Le chanteur irakien Kadhem Al Sahir, alias le César de la chanson arabe comme l’avait surnommé un jour le défunt Nizar Qabbani, a fait son grand retour au Théâtre romain de Carthage le 3 août 2024. Des retrouvailles dans le cadre du Festival international de Carthage, dans un concert à guichets fermés.
Un retour très attendu puisque les billets se sont arrachés en un temps record, malgré les prix élevés de 90d aux gradins et 150 d en chaises. À peine quelques jours après la mise en vente, le concert a été marqué Sold out et les réseaux sociaux ont fourmillé d’annonces de ventes au marché noir, atteignant la barre de 300d. L’enthousiasme que suscite cet évènement se voit bien à travers le nombre de fans venus célébrer la magie de la poésie et de la bonne musique. A partir de 16h00, une longue file de plusieurs centaines de mètres s’est formée et la capacité d’accueil estimée à 10 mille personnes a été dépassée, vu que « les retardataires » ont été contraints de passer la soirée debout.
Adulé par un large public, Kadhem Al Sahir est toujours salué pour ses performances en concert grâce à sa maîtrise du jeu vocal et son style singulier axé sur les paroles. C’est ce qu’il a prouvé lors de cette soirée, entamée par des chansons en arabe littéraire. Face à des gradins en effervescence, il a interprété une sélection de ses classiques et les titres phares de son dernier album « Maa al hob » (avec amour). Un opus riche et varié, entre morceaux intimistes et rythmiques, qui nous a emmenés dans son univers engagé, parfois dense, parfois léger, mais toujours poétique.
Le programme apparaît musicalement très solide, dès les premières chansons. Il déploie au début des poèmes profonds et touchants de Nizar Qabbani, de Karim Al Iraki, et même des textes qu’il a écrits lui-même. Chantant la vie, les amours, les déceptions, ces titres récents extraits de son dernier album, et sortis il y a quelques mois, exposent avec son regard d’artiste des émotions auxquelles il est toujours possible de s’identifier aisément. Tout vêtu de noir, ce chanteur emblématique a du charisme, une présence qui inspire le respect. Aussi multiples et uniques les mélodies soient-elles, l’artiste y parvient avec aisance, offrant des moments intenses.

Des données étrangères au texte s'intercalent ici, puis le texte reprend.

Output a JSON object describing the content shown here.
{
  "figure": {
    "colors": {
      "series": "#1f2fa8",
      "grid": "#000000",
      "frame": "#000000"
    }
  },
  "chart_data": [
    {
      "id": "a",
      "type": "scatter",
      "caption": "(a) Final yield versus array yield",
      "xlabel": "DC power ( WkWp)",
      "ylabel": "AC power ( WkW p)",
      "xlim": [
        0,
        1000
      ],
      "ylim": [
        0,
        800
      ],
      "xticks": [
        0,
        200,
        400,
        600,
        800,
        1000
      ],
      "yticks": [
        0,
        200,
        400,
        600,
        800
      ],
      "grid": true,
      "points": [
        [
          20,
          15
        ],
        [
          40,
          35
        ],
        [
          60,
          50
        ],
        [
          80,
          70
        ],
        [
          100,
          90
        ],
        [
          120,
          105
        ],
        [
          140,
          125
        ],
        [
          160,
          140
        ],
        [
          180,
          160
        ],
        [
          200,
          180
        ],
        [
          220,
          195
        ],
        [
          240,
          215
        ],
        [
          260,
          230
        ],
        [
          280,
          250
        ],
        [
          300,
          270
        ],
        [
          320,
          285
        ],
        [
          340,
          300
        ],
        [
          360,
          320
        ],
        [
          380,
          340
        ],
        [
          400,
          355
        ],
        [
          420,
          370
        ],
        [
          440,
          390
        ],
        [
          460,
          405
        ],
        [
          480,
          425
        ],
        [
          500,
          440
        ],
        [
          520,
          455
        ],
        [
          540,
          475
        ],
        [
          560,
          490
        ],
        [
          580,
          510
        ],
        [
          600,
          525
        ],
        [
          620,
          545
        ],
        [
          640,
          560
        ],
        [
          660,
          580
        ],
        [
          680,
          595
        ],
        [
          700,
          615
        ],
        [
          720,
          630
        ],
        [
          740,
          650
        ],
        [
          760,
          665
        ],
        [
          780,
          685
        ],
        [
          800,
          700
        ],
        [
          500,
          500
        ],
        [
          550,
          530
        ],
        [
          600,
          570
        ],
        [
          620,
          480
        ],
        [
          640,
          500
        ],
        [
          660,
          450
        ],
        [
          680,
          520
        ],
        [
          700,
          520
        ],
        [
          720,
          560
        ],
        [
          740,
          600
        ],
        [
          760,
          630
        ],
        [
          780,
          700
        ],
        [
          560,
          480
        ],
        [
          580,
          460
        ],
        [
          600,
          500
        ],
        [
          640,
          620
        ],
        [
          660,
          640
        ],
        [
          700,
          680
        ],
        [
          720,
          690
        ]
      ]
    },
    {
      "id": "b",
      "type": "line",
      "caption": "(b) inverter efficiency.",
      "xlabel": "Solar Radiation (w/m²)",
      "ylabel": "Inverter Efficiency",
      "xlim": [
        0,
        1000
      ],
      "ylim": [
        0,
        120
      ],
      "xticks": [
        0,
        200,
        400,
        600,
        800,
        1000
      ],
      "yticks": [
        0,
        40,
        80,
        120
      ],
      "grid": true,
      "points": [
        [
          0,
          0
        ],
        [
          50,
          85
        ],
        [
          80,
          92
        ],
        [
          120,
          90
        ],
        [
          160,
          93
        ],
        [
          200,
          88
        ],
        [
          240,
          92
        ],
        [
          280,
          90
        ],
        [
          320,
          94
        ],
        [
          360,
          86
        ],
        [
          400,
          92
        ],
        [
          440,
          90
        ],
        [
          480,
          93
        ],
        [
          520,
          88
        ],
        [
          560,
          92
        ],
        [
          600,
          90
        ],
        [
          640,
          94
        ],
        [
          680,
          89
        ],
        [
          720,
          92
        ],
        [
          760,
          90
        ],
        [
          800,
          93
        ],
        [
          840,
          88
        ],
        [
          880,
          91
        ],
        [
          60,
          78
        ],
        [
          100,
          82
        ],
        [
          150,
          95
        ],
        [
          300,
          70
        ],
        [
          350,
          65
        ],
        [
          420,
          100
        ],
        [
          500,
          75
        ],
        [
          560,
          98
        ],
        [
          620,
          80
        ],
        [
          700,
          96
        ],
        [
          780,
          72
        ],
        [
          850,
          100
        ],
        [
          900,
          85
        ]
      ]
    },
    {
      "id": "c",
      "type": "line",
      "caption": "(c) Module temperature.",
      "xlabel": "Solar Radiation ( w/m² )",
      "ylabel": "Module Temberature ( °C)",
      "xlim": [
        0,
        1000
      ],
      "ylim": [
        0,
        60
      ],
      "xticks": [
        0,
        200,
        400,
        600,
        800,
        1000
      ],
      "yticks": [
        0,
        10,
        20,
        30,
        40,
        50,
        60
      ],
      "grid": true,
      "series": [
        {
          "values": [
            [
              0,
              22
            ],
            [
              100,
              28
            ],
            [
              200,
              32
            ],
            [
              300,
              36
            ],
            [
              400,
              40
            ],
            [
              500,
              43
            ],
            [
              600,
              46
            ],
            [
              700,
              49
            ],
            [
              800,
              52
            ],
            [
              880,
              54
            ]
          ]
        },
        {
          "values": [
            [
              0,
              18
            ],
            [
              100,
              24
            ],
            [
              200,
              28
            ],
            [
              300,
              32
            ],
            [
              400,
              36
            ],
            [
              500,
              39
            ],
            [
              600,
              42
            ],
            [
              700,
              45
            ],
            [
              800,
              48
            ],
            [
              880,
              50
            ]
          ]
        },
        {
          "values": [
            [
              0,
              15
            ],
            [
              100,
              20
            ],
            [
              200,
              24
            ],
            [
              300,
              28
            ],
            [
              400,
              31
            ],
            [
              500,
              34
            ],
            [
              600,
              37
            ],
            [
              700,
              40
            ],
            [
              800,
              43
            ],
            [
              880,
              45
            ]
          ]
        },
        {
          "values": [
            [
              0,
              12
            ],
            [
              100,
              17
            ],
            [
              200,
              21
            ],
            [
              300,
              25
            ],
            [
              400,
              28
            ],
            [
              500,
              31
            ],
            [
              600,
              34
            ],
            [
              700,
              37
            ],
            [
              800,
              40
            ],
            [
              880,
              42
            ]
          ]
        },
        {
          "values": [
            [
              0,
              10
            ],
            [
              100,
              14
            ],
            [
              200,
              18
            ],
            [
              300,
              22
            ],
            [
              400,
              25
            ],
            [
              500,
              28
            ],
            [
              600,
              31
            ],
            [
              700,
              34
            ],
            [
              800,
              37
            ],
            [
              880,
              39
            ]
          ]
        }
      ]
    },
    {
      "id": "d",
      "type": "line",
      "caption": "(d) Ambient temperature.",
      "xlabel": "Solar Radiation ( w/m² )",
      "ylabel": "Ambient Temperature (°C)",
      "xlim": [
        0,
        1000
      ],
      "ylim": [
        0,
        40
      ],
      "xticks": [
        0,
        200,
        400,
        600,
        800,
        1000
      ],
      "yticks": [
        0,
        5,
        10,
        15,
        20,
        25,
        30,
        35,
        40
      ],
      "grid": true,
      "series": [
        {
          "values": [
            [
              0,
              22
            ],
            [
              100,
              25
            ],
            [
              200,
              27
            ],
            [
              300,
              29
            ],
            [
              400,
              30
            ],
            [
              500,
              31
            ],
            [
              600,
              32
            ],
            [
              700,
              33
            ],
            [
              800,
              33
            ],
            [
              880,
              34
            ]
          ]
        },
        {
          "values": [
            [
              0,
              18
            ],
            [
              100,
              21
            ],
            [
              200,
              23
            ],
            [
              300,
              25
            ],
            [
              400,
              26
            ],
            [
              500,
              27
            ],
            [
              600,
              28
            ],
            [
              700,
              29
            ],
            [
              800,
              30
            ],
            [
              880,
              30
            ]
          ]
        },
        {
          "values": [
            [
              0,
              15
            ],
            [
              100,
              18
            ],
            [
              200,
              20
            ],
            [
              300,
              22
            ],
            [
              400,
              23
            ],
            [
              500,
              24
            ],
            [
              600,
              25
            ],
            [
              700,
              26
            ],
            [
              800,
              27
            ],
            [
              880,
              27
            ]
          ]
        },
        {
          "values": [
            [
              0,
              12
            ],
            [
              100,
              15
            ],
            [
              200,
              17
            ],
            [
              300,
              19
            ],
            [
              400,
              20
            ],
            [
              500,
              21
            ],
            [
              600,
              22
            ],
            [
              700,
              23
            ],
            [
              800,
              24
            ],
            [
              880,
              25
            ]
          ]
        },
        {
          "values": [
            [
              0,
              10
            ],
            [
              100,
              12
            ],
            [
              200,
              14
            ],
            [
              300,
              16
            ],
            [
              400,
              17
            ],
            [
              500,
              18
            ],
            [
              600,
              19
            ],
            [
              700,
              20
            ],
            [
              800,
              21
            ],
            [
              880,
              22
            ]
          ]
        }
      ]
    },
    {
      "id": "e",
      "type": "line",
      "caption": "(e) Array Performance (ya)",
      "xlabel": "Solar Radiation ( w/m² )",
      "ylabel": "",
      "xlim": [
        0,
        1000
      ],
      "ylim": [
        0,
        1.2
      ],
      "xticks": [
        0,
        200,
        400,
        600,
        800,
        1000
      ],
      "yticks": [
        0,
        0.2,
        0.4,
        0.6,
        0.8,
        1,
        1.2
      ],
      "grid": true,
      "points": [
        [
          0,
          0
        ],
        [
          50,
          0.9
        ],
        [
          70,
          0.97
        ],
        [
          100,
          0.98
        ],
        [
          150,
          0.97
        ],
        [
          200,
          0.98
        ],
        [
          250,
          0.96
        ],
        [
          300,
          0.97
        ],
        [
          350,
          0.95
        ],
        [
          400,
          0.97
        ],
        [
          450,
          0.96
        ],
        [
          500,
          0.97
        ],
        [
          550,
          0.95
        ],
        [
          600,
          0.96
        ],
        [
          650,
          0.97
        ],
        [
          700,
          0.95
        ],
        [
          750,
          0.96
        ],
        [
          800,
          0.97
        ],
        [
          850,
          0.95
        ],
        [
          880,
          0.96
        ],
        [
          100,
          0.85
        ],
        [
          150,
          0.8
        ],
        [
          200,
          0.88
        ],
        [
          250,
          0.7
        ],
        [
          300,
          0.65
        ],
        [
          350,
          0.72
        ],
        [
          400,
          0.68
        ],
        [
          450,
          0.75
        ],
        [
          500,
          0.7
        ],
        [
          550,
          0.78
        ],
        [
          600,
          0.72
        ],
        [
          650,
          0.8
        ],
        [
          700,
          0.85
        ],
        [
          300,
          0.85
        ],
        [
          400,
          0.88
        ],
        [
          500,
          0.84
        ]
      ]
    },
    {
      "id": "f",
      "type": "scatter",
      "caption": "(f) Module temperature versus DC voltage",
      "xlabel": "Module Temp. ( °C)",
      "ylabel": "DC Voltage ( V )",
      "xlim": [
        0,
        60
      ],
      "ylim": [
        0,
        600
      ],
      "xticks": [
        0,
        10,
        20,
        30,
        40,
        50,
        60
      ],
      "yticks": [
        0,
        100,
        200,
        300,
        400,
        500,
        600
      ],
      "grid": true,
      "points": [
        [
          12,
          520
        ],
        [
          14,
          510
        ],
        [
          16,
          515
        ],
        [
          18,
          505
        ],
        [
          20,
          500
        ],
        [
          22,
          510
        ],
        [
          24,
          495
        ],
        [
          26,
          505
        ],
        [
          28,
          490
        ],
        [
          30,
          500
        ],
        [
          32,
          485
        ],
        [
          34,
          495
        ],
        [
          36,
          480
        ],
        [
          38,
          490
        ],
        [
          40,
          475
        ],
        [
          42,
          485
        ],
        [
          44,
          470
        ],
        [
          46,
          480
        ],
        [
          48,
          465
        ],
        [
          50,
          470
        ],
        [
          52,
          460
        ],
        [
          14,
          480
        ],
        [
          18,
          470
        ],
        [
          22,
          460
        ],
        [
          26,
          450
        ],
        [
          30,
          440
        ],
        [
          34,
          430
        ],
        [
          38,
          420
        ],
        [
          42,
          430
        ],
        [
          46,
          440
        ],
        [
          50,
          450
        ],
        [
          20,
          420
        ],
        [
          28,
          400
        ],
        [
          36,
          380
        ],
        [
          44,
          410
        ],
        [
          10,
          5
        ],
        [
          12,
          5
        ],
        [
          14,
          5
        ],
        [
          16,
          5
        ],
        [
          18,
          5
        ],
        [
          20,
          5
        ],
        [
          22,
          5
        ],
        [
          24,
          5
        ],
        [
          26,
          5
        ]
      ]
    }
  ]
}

En enchaînant avec « Kolak ala baadhak helou », Kadhem Al Sahir a donné le véritable coup d’envoi d’un spectacle grandiose durant lequel on passe d’un tempo lent et mélancolique à un rythme plus léger et porteur d’espoir. Le public qui remuait des drapeaux tunisiens et irakiens était en extase. Dès les premières notes de son incontournable « Ye Helwa enti ye Tounis », les applaudissements se sont élevés en tonnerres.
Des airs de dabka irakienne pour danser aux chansons délicatement sophistiquées, où piano en bois et violons ont la part belle, Kadhem Al Sahir a continué à varier les registres tout au long de la soirée, afin que tout le monde puisse y trouver son compte. Entouré de ses musiciens talentueux, sa prestation ébouriffante a suscité une large palette de sentiments et les merveilles qui se sont succédé ont été d’une sincérité et d’une sérénité émouvantes. Kadhem Al Sahir a tenu à revisiter l’ensemble de sa carrière, « Yedhrab el hob », qui date de 1993, a été chantée en chœur par le public qui connaît parfaitement les paroles. Les moments tant attendus ont été certainement les célèbres poèmes de Nizar Qabbani dont certains sont mis en musique par Kadhem lui-même. « Hal Indaki chak », « Zidini ichkan », « Kouli ouhibboka » et beaucoup d’autres tubes sortis il y a plus de 30 ans mais qui ne semblent pas prendre une ride. Comme ce spectacle se veut poétique avant tout, le chanteur a commencé par réciter les paroles, afin de créer une ambiance particulière.
Ce sont justement ces hymnes à l’amour intemporels qui ont marqué des générations de mélomanes. Le concert a été un véritable voyage musical à travers les époques, suscitant des souvenirs précieux pour les spectateurs qui ont grandi avec ces chansons emblématiques. Des milliers de fans ont scandé les paroles d’une même voix, le cœur battant à l’unisson. Et c’est cette dimension collective, très sincère, qui confère un supplément d’âme à ce concert qui a certainement laissé une empreinte indélébile dans les cœurs des admirateurs du grand Kadhem Al Sahir.